The most severe of the three is CVE-2025-3449, a generation of predictable numbers or identifiers vulnerability in the System Diagnostic Manager (SDM) component. With a CVSS v3.1 base score of 4.2 (medium), the flaw allows an unauthenticated network-based attacker to take over already established remote sessions by exploiting predictable session identifiers. The SDM component is disabled by default in Automation Runtime version 6, but organizations that have enabled it on active systems outside secured production networks are at heightened risk.
The second vulnerability, CVE-2025-3448, is a reflected cross-site scripting (XSS) flaw in the same SDM component, carrying a CVSS score of 6.1 (medium). An attacker can exploit this by crafting a malicious link that, when clicked by a user, executes arbitrary JavaScript in the context of the victim's browser session. This could lead to data theft, session hijacking, or further compromise within the industrial control system environment.
The third issue, CVE-2025-11498, is a CSV injection vulnerability (CVSS 6.1) that allows an attacker to inject formula elements into a generated CSV file via a malicious link. Exploitation requires the user to click the link and then manually open the resulting CSV file in a spreadsheet application, which could execute arbitrary commands or exfiltrate data. While the attack chain is more complex, it highlights the importance of user awareness in industrial settings.
ABB B&R has released Automation Runtime version 6.4 to address all three vulnerabilities. The company recommends that customers using SDM apply the update based on their risk assessment at the earliest convenience.
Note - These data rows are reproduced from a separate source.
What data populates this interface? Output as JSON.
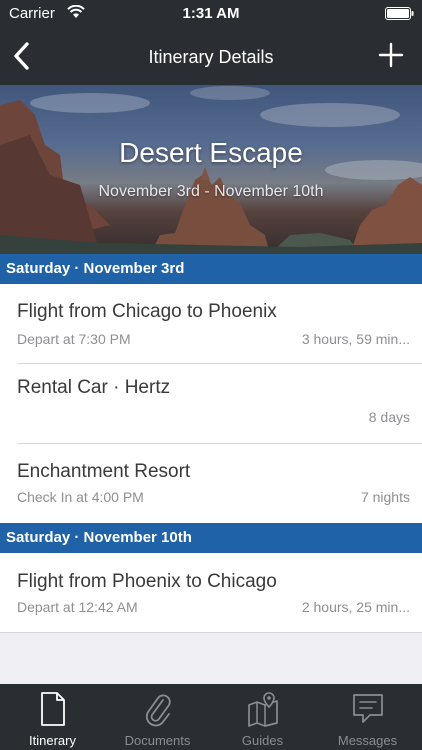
{
  "status_bar": {
    "carrier": "Carrier",
    "time": "1:31 AM"
  },
  "nav": {
    "title": "Itinerary Details"
  },
  "hero": {
    "title": "Desert Escape",
    "dates": "November 3rd - November 10th"
  },
  "sections": [
    {
      "header": "Saturday · November 3rd",
      "items": [
        {
          "title": "Flight from Chicago to Phoenix",
          "detail": "Depart at 7:30 PM",
          "meta": "3 hours, 59 min..."
        },
        {
          "title": "Rental Car · Hertz",
          "detail": "",
          "meta": "8 days"
        },
        {
          "title": "Enchantment Resort",
          "detail": "Check In at 4:00 PM",
          "meta": "7 nights"
        }
      ]
    },
    {
      "header": "Saturday · November 10th",
      "items": [
        {
          "title": "Flight from Phoenix to Chicago",
          "detail": "Depart at 12:42 AM",
          "meta": "2 hours, 25 min..."
        }
      ]
    }
  ],
  "tabs": [
    {
      "label": "Itinerary",
      "icon": "document-icon",
      "active": true
    },
    {
      "label": "Documents",
      "icon": "paperclip-icon",
      "active": false
    },
    {
      "label": "Guides",
      "icon": "map-icon",
      "active": false
    },
    {
      "label": "Messages",
      "icon": "message-icon",
      "active": false
    }
  ],
  "colors": {
    "bar": "#2a2d31",
    "section_header": "#1f62a8",
    "background": "#efeff4"
  }
}
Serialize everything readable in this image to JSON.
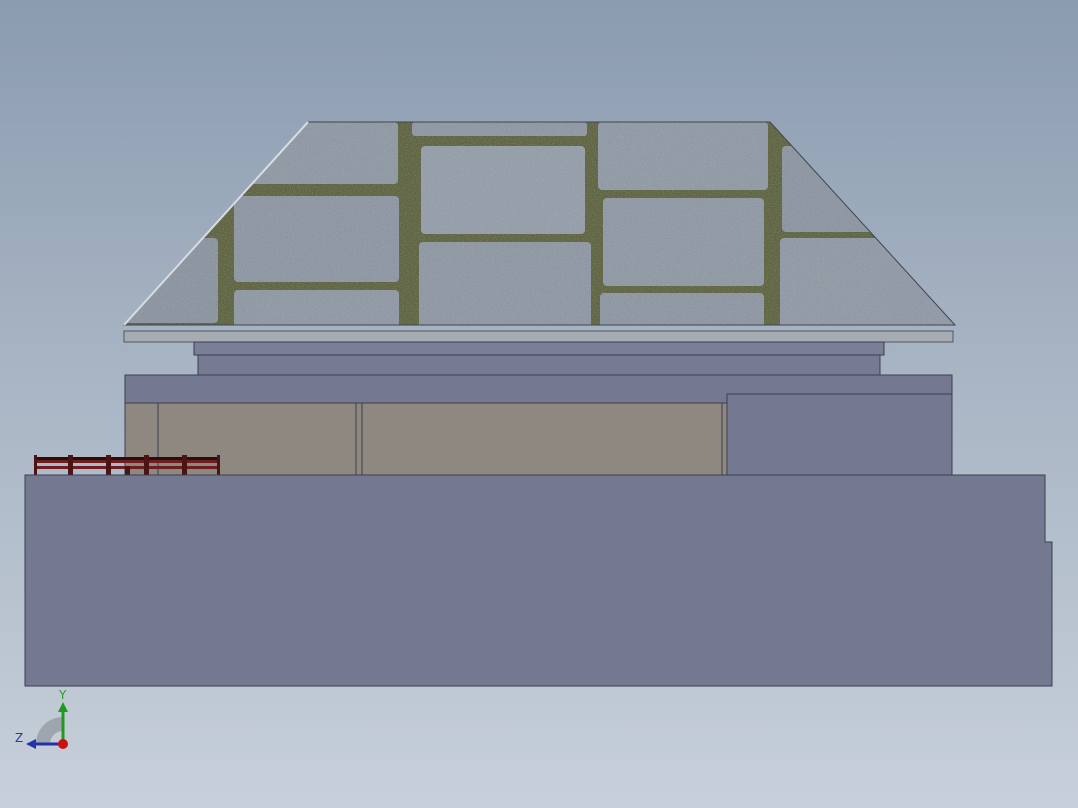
{
  "viewport": {
    "name": "cad-3d-viewport",
    "background_top": "#8b9bb0",
    "background_bottom": "#c7d0da"
  },
  "model": {
    "roof_texture": "cobblestone-paving",
    "colors": {
      "roof_stone": "#8e97a2",
      "roof_joints": "#5e6340",
      "fascia": "#a7acb3",
      "body_slate": "#747890",
      "wall_beige": "#8f8880",
      "railing": "#6e1e1e"
    }
  },
  "triad": {
    "y_label": "Y",
    "z_label": "Z",
    "colors": {
      "y_axis": "#1f9a1f",
      "z_axis": "#2233aa",
      "x_axis": "#cc1111"
    }
  }
}
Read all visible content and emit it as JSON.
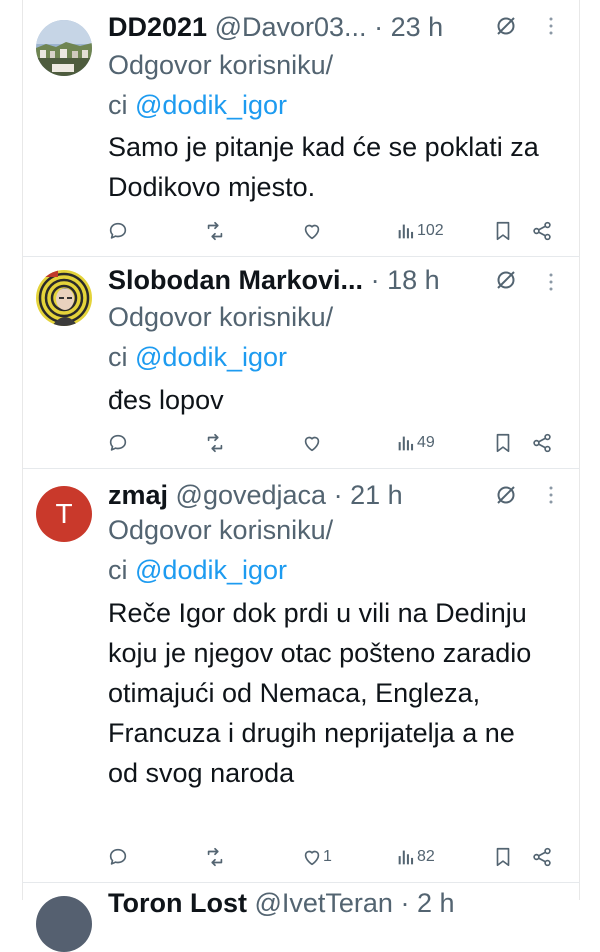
{
  "tweets": [
    {
      "name": "DD2021",
      "handle": "@Davor03...",
      "dot": "·",
      "time": "23 h",
      "reply_prefix": "Odgovor korisniku/",
      "reply_prefix2": "ci",
      "mention": "@dodik_igor",
      "text": "Samo je pitanje kad će se poklati za Dodikovo mjesto.",
      "views": "102",
      "likes": ""
    },
    {
      "name": "Slobodan Markovi...",
      "handle": "",
      "dot": "·",
      "time": "18 h",
      "reply_prefix": "Odgovor korisniku/",
      "reply_prefix2": "ci",
      "mention": "@dodik_igor",
      "text": "đes lopov",
      "views": "49",
      "likes": ""
    },
    {
      "name": "zmaj",
      "handle": "@govedjaca",
      "dot": "·",
      "time": "21 h",
      "avatar_letter": "T",
      "reply_prefix": "Odgovor korisniku/",
      "reply_prefix2": "ci",
      "mention": "@dodik_igor",
      "text": "Reče Igor dok prdi u vili na Dedinju koju je njegov otac pošteno zaradio otimajući od Nemaca, Engleza, Francuza i drugih neprijatelja a ne od svog naroda",
      "views": "82",
      "likes": "1"
    },
    {
      "name": "Toron Lost",
      "handle": "@IvetTeran",
      "dot": "·",
      "time": "2 h"
    }
  ],
  "icons": {
    "reply": "reply-icon",
    "retweet": "retweet-icon",
    "like": "like-icon",
    "views": "views-icon",
    "bookmark": "bookmark-icon",
    "share": "share-icon",
    "grok": "grok-icon",
    "more": "more-icon"
  },
  "colors": {
    "mention": "#1d9bf0",
    "secondary": "#536471",
    "avatar_t": "#c9392b"
  }
}
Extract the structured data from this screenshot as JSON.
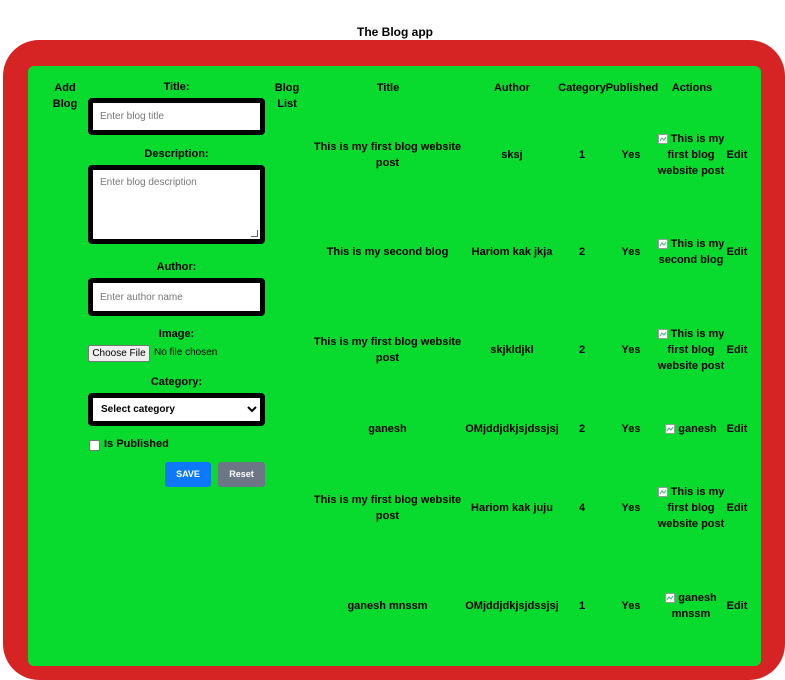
{
  "app": {
    "title": "The Blog app"
  },
  "form": {
    "heading": "Add Blog",
    "title_label": "Title:",
    "title_placeholder": "Enter blog title",
    "description_label": "Description:",
    "description_placeholder": "Enter blog description",
    "author_label": "Author:",
    "author_placeholder": "Enter author name",
    "image_label": "Image:",
    "file_button": "Choose File",
    "file_status": "No file chosen",
    "category_label": "Category:",
    "category_selected": "Select category",
    "published_label": "Is Published",
    "save_label": "SAVE",
    "reset_label": "Reset"
  },
  "list": {
    "heading": "Blog List",
    "columns": [
      "Title",
      "Author",
      "Category",
      "Published",
      "Actions"
    ],
    "edit_label": "Edit",
    "rows": [
      {
        "title": "This is my first blog website post",
        "author": "sksj",
        "category": "1",
        "published": "Yes",
        "image_alt": "This is my first blog website post"
      },
      {
        "title": "This is my second blog",
        "author": "Hariom kak jkja",
        "category": "2",
        "published": "Yes",
        "image_alt": "This is my second blog"
      },
      {
        "title": "This is my first blog website post",
        "author": "skjkldjkl",
        "category": "2",
        "published": "Yes",
        "image_alt": "This is my first blog website post"
      },
      {
        "title": "ganesh",
        "author": "OMjddjdkjsjdssjsj",
        "category": "2",
        "published": "Yes",
        "image_alt": "ganesh"
      },
      {
        "title": "This is my first blog website post",
        "author": "Hariom kak juju",
        "category": "4",
        "published": "Yes",
        "image_alt": "This is my first blog website post"
      },
      {
        "title": "ganesh mnssm",
        "author": "OMjddjdkjsjdssjsj",
        "category": "1",
        "published": "Yes",
        "image_alt": "ganesh mnssm"
      }
    ]
  },
  "colors": {
    "frame": "#d62324",
    "panel": "#08db2d",
    "save": "#0d79f8",
    "reset": "#6d7687"
  }
}
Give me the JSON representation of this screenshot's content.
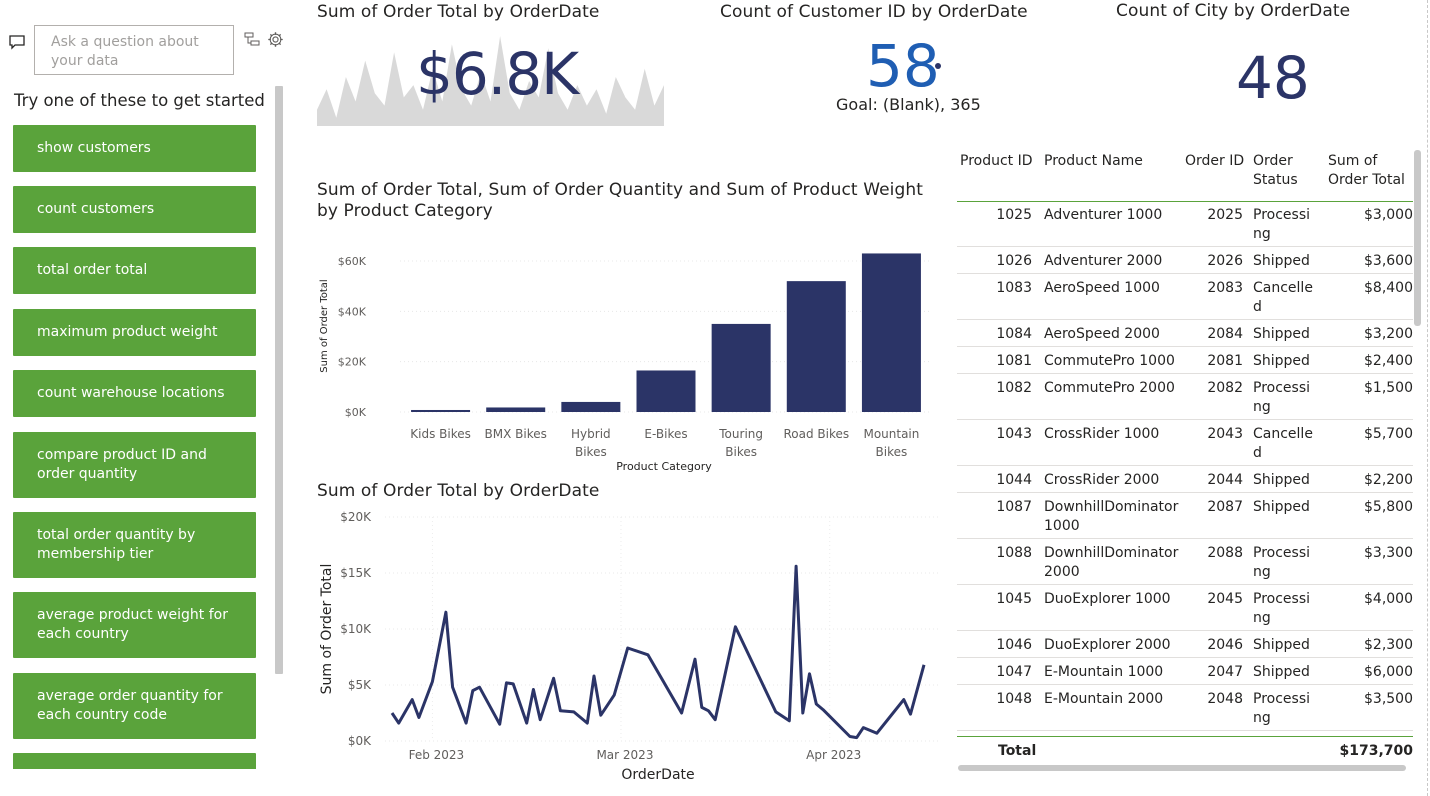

For those who do not require SDM, the default disabled state provides a natural mitigation. CISA notes that the vulnerabilities were identified through B&R's internal security analysis and reported by ABB PSIRT.
The advisory underscores the ongoing challenge of securing industrial control systems, where legacy components and default configurations can create blind spots. With Automation Runtime deployed in critical energy infrastructure worldwide, the disclosure serves as a reminder for asset owners to audit their use of diagnostic tools and ensure they are not exposed to untrusted networks. Organizations should review the CISA advisory for full details and remediation guidance.